The article (“‘I became more and more violent’: shocking testimonies of abuse by IDF veterans”, Dec. 15) by McGreal – who was previously the outlet’s Jerusalem correspondent, and is now based in the US – was inspired by an exhibit he attended in New York City.
This is well worth your time if you're in New York https://t.co/0V9kMGadYD
— Chris McGreal (@ChrisMcGreal) December 14, 2022
Here are the opening paragraphs of the article:
Sgt Gil Hillel flinches, awareness written across her face, as she looks to the camera and describes how the power of life and death over another human being changed her.
“Over time I became more and more violent. I went through a crazy transformation in that job. From a very calm and relaxed person to a very violent and aggressive person who takes their frustrations out on the object they can take it out on, which was the Palestinians and the detainees,” said the former Israeli military police officer.
“I hit more, I was more abusive. I didn’t really see them at all. They’re invisible people you don’t see.”
As Hillel speaks, the voices of other Israel Defence Forces (IDF) veterans bubble away in the background on screens scattered around a New York city exhibition space. Each monitor speaks to a theme of the brutal reality of how Israel maintains its 55-year occupation and domination of the Palestinians.
The destruction of Arab homes as collective punishments. The physical abuse of arrested Palestinians. The humiliation of families at roadblocks because a soldier is having a bad day. Some of the hardest testimony comes about the abuse of children and the torture of detainees.
The faces of these soldiers – some grimacing at the thought of who they used to be, others blank and matter-of-fact – are among hundreds who have given testimony to Breaking the Silence, a group founded by Israeli combat veterans to document military abuses in the occupied Palestinian territories.

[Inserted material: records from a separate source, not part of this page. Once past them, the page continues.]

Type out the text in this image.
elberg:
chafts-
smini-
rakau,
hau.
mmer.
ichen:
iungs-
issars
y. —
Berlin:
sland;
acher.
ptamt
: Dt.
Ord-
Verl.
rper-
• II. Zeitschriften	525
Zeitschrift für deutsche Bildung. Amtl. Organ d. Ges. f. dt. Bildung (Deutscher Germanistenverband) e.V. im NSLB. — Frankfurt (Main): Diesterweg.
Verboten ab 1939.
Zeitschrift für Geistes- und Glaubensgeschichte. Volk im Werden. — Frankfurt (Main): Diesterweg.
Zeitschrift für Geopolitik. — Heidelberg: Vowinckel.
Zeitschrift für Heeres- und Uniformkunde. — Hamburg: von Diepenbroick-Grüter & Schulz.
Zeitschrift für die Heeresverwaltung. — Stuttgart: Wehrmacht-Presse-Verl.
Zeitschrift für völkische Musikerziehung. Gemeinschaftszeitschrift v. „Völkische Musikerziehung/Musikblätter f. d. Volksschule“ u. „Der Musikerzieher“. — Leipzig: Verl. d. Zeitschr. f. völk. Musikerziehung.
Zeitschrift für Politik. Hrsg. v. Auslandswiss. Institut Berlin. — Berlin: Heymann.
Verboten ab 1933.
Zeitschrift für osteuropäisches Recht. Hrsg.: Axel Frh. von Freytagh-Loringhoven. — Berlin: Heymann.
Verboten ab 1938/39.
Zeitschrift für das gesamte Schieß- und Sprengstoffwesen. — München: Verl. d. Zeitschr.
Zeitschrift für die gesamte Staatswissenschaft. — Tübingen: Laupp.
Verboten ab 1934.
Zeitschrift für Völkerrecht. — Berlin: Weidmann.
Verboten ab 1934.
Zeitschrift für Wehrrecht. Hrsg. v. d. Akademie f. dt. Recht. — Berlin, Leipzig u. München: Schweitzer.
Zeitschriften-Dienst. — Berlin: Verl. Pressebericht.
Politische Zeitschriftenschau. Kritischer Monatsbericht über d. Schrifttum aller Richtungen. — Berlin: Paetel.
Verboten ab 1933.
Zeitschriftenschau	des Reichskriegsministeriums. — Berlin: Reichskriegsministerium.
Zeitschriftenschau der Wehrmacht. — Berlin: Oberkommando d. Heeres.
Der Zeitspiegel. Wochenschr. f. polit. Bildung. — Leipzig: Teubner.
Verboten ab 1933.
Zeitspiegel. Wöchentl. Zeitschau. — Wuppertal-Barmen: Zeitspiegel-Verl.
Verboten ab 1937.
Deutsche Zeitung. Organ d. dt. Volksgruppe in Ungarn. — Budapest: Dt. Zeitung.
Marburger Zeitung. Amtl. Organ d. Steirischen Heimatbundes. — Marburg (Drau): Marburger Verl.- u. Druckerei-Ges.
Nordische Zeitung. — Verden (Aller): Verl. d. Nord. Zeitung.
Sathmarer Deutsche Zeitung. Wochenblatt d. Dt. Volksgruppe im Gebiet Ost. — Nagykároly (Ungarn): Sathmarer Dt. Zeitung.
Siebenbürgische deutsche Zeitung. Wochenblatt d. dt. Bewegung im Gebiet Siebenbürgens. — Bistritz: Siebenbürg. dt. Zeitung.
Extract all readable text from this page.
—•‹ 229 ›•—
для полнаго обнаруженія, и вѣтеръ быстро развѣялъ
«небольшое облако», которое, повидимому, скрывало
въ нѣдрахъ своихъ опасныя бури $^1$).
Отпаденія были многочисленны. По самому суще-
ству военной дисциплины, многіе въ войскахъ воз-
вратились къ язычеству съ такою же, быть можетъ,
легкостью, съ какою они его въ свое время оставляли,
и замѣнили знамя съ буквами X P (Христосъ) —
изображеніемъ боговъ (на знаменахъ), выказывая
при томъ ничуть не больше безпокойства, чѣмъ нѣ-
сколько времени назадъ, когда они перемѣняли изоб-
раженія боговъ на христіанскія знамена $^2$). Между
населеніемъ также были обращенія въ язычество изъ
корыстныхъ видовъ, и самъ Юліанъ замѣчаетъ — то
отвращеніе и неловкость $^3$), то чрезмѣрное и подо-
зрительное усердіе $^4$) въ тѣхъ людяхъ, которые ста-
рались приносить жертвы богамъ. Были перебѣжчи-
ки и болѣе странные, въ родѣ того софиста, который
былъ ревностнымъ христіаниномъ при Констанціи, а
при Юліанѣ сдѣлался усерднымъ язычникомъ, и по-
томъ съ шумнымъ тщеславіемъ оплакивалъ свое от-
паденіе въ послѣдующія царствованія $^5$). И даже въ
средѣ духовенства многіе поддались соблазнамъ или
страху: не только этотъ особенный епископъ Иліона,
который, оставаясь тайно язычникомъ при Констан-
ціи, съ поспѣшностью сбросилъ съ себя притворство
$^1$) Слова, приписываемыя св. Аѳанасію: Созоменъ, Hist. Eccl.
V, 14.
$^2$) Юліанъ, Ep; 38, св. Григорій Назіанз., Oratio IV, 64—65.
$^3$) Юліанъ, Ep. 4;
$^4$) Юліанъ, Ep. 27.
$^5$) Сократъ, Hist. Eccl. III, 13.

Breaking the Silence is well-known, and much vilified, in Israel. Ori Givati, a former Israeli tank commander and the group’s advocacy director, said it has brought the video testimonies to New York and Washington because Americans should know what $4.9bn in annual US military aid to Israel is paying for.
The rest of the article includes additional unsubstantiated allegations. But, here are few factual clarifications on the excerpts we cited:
There are no “destruction of Arab homes as collective punishments” by the IDF. McGreal is likely alluding to the practice of demolishing the homes of Palestinian terrorists, which can hardly be characterised as “collective punishment” – a term which refers to “action taken against a group in retaliation for an act committed by an individual” – as only the terrorist’s home is demolished.
Also, the amount of military aid Israel receives annually from Washington is $3.8nb, not “$4.9bn”.
The rest of the article follows the same script, with McGreal uncritically citing the unverified claims of former Israeli soldiers.
We say “unverified” because the soldiers chose to give their testimony to BtS rather than having gone through the normal army chain of command and filing complaints – despite the army’s injunction to report any violation of regulations that results in harm to non-combatants. The claims are unfalsifiable because there aren’t enough details – such as the date, location, etc – of the alleged abuse for the army to investigate or refute them.
In fact, quite tellingly, we learned that McGreal didn’t even bother approaching the IDF for a comment on the soldiers’ allegations.
As CAMERA previously observed, “fact-checking investigations by even sympathetic journalists have shown that many or most BtS claims are either entirely false or grossly exaggerated”. That is the nature of propaganda. Responsible journalists would, thus, be well-advised to accept tales by BtS “witnesses” with the utmost of caution – which helps explain why the Guardian’s Chris McGreal accepts the group’s claims at face value.